SCHLEGEL, Hermann (1804-1884) and Abraham Henrik VERSTER VAN WULVERHORST (1796-1882). Traité de Fauconnerie. Leiden and Düsseldorf: Arnz & Comp., "1844"-1853.
Large 2° (694 x 530mm). Lithographic title with falconry scenes by J.B. Sonderman, 12 colour lithographs of birds of prey after J.Wolf by Wendel with backgrounds after C. Scheuren and G. Saal, 2 colour lithographs of hoods and equipment after and by Portman and von Wouw, and 2 lithographic scenes after J.B.Sonderman by J. Dillman. (Spotted, lightly affecting the colour lithographs, small marginal tear to one plate, repairs to text leaves, mostly marginal, many leaves rehinged, "explication des planches" leaf creased and with tear but without loss of text.) 19th-century cloth-backed boards preserving original portfolio title (worn).

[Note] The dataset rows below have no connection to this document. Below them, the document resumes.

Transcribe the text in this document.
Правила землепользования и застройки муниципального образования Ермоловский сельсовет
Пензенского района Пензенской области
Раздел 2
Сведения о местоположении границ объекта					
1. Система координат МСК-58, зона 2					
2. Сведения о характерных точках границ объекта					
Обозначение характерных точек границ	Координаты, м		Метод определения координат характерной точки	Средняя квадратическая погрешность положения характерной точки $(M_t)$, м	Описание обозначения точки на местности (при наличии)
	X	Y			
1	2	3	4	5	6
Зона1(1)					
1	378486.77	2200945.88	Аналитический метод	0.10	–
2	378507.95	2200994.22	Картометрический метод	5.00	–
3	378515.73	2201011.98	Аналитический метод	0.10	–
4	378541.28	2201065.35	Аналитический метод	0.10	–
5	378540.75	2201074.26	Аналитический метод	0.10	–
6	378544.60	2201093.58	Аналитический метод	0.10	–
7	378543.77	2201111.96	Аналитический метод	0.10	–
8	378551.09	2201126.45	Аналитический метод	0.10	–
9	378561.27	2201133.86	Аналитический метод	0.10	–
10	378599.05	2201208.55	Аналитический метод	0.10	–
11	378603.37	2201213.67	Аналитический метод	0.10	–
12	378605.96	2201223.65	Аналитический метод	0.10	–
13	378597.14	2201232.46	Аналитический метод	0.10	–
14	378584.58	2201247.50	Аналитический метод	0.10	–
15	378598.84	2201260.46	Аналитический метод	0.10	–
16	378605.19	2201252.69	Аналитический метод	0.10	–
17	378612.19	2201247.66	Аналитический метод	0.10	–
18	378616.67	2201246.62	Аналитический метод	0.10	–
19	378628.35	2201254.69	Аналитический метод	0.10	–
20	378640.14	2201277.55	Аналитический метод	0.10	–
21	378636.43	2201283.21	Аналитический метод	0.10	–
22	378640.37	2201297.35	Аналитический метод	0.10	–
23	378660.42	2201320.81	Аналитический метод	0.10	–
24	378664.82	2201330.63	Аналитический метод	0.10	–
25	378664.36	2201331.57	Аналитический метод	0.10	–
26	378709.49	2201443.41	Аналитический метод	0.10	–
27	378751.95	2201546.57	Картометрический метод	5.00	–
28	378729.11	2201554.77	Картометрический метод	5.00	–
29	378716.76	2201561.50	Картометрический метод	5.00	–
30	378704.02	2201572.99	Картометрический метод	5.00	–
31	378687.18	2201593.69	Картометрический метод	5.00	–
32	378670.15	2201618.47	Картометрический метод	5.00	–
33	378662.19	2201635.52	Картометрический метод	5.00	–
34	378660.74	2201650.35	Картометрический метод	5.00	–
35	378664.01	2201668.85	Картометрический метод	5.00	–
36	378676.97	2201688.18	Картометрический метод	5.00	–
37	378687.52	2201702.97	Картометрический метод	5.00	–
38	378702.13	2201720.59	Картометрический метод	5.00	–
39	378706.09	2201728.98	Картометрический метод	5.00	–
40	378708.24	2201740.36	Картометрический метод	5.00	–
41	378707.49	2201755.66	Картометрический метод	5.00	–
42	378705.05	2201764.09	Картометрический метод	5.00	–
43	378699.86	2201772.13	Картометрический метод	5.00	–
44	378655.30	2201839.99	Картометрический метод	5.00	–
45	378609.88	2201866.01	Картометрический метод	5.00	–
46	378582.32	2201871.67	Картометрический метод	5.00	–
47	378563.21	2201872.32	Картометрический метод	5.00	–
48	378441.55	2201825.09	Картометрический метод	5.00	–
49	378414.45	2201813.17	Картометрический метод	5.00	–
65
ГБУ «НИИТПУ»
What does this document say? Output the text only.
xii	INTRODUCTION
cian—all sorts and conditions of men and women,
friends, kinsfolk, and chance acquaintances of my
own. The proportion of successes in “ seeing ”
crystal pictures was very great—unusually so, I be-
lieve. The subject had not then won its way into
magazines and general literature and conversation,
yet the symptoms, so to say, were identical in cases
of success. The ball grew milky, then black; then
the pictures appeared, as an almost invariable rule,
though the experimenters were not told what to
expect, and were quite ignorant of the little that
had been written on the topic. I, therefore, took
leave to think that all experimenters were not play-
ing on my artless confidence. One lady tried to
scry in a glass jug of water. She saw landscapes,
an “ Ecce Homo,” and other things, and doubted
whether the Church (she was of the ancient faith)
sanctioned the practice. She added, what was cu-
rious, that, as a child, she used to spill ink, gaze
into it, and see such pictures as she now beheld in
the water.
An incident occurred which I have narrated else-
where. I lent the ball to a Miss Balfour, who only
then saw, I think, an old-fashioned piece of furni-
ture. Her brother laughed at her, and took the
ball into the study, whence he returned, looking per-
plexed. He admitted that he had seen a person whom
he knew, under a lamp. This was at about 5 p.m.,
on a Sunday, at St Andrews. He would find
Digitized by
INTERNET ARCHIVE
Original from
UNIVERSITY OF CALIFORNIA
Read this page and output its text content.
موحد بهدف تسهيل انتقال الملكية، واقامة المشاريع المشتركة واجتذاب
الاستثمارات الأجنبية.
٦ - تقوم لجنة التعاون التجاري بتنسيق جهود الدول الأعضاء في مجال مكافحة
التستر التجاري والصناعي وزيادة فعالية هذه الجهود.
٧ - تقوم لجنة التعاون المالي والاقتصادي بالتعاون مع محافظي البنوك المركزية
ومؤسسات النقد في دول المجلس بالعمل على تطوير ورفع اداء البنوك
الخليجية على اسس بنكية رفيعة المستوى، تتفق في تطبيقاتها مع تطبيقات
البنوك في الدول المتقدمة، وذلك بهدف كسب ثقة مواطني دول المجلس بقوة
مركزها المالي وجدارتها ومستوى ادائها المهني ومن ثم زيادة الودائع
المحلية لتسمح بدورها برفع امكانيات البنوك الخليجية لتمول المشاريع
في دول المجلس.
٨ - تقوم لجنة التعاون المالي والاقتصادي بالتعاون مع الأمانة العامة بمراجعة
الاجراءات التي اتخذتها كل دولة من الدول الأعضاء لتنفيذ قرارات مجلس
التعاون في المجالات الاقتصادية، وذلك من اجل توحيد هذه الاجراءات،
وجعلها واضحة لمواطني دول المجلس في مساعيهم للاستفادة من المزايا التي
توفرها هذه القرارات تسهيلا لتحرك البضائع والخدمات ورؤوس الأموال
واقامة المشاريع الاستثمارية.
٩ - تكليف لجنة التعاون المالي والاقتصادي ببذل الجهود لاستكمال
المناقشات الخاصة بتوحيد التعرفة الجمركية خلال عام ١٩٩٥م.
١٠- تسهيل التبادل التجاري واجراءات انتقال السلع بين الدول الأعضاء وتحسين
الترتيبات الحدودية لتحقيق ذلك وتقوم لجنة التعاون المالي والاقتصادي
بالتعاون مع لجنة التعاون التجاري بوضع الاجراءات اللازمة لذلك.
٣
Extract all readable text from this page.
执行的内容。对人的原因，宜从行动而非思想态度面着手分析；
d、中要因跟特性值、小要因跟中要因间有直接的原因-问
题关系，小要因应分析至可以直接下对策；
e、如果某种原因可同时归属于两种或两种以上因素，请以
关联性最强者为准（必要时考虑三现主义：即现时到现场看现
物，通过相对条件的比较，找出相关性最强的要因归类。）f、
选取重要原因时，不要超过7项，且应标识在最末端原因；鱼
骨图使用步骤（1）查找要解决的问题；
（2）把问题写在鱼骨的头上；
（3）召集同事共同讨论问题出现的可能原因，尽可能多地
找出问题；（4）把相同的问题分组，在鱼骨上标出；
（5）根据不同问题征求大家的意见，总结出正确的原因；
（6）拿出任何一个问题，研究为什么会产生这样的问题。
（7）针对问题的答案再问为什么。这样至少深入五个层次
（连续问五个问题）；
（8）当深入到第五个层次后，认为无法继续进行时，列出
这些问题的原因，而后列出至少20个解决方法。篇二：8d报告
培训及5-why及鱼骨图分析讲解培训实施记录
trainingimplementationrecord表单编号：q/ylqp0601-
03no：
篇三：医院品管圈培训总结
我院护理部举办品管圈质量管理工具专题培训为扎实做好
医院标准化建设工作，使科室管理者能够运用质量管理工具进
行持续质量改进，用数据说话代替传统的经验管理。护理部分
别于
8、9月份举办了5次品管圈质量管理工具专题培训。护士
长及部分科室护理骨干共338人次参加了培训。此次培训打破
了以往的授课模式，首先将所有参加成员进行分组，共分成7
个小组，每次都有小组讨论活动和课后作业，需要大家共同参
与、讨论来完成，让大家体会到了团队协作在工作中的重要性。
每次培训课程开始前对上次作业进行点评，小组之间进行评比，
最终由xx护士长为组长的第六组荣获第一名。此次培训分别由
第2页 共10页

First and only edition of what is agreed to be THE FINEST BOOK ON FALCONRY: "the finest work on falconry which has ever been produced" (Harting); "the life size illustrations of birds are by far the finest ever produced in any book on falconry" (Schwerdt). Its excellence is due to the happy collaboration of Schlegel, director of the National Natural History Museum in Leiden, Verster, Inspector of Hunting and Fishery in the Province of South Holland and author of other hunting works, a range of talented artists particularly Josef Wolf, who also worked for Elliot and Gould, and the realisation of all their efforts by the fine lithographic publishing firm of Arnz. Part of Wolf's original watercolours survive in the Artis Library and in the National Hatural History Museum at Leiden. In his study of the Traité de Fauconnerie (Quaerendo 25, 1995, pp.289-308), Peter Tuijn has pointed out that one of Wolf's most famous images, that of the "Groënlandais" (white gyrfalcon on a gloved hand), is based on a portrait of the bird by Pierre Louis Dubourcq. Wolf's original watercolour of that bird was, incidentally, owned by Gould. The title page to the complete portfolio is dated 1844-1853, but Tuijn has demonstrated that the first fascicule was not issued until the end of 1845, when the dedicatee and subscribers such as the Ministry of the Interior, first received their copies. Although it has been claimed that only 50 (elsewhere, 100) copies were printed, Tuijn has found no information confirming these numbers. Harting 194, Lindner 11.1793.01; Nissen IVB 832, Great Bird Books 105; Schwerdt 2:150; Zimmer 554.